Nessa imensa biodiversidade há espécies do bem, mas, não nos enganemos, há muitas espécies do mau. Vejamos alguns exemplos. São conhecidas mais de 540 espécies de arbovírus. Dessas, 150 causam algum tipo de doença para o homem, algumas das quais negligenciadas pela ciência e pelas autoridades. Outro exemplo intrigante é o conjunto de acidentes com animais peçonhentos, que inclui serpentes, sapos, peixes, insetos, entre outros. Como muitos desses animais são desconhecidos da ciência, as suas toxinas e seus efeitos são também desconhecidos, o que representa um desafio adicional. O mesmo se pode dizer das plantas, bactérias e fungos. Não podemos desconsiderar, ainda, os microrganismos e vírus que vivem em animais e plantas que já são usados pelo homem (alimentação humana e animal, ornamentação, fitoterapia tradicional, entre outros), e, por isso, é fundamental observar os preceitos de desinfecção e higiene. Aqui é preciso lembrar que várias doenças devastadoras foram contraídas por meio do consumo, pelo homem, de espécies não convencionais e que saíram de ambientes pristinos, não manejados. Em muitos casos, não há controle sanitário para estes animais, simplesmente porque não conhecemos profundamente sua biologia e muitos menos suas implicações com doenças e como respondem aos desafios ambientais que se lhe apresentam, incluindo as mudanças climáticas.
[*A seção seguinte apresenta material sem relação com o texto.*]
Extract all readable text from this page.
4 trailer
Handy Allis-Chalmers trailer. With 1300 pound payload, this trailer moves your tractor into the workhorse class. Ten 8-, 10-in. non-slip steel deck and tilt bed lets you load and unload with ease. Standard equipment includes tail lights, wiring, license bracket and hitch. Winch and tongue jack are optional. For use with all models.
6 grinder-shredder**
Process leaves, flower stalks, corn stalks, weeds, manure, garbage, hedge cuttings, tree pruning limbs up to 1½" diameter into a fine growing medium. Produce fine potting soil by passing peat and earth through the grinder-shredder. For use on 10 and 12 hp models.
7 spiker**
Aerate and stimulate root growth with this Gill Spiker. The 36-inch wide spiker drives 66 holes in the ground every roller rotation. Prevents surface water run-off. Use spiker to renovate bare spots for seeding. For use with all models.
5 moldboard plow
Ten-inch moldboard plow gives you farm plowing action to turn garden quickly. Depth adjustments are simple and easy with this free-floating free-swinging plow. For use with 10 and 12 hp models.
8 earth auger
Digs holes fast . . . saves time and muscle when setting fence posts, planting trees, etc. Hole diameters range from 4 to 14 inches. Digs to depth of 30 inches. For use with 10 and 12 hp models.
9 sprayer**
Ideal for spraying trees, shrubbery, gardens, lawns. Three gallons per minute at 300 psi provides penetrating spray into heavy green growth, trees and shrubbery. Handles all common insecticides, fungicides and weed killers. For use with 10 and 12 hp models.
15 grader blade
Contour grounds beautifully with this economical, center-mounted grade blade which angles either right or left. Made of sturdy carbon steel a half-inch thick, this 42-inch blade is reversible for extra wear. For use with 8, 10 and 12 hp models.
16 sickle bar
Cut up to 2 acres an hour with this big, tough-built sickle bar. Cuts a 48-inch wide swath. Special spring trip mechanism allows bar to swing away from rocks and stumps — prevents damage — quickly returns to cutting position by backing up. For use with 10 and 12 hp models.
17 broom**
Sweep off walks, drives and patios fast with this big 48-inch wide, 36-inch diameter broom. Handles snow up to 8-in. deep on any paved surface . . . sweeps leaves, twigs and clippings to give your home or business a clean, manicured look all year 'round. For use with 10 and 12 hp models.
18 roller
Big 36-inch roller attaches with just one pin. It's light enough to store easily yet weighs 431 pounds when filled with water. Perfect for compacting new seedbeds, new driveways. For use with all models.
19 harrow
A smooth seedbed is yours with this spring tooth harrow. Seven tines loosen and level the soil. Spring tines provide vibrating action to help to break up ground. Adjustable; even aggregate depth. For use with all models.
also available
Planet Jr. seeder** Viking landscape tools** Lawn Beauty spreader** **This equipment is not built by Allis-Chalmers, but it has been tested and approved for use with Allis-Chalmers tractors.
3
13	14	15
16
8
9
Por fim, mas igualmente relevante, lembremos dos povos da floresta que ajudam a conservar os imensos biomas, como é o caso do bioma amazônico. Esses povos, incluindo as aldeias remotas, muitas vezes sem contatos com o homem dos grandes centros populacionais, sabem sobreviver ao que há na floresta, mas são vulneráveis às doenças que acometem invasores, garimpeiros, madeireiros que não respeitam o bioma, homens esses ditos civilizados. É por demais preocupante saber que a COVID-19 chegou nessas aldeias, acometendo, até o momento, uma jovem de 20 anos da etnia Kokama, em decorrência do contato com um médico infectado atuante na região, e um jovem Yanomami de 25 anos que não conseguiu sobreviver.

Tecnologias modernas, como DNA ambiental (e-DNA), têm revelado que, de fato, conhecemos um pequeno número das espécies que vivem na Amazônia. Invadir o espaço desconhecido, sem conhecer em profundidade o que há nesses ambientes, é perigoso para o homem local, mas também para a humanidade, já que se pode trazer para o seio da sociedade humana, por exemplo, vírus patogênicos completamente desconhecidos e que podem causar doenças devastadoras, como está sendo observado com a Covid-19. Assim, é preciso continuamente apoiar estudos científicos sobre a diversidade biológica nos seus múltiplos matizes para conservar a natureza e proteger a espécie humana.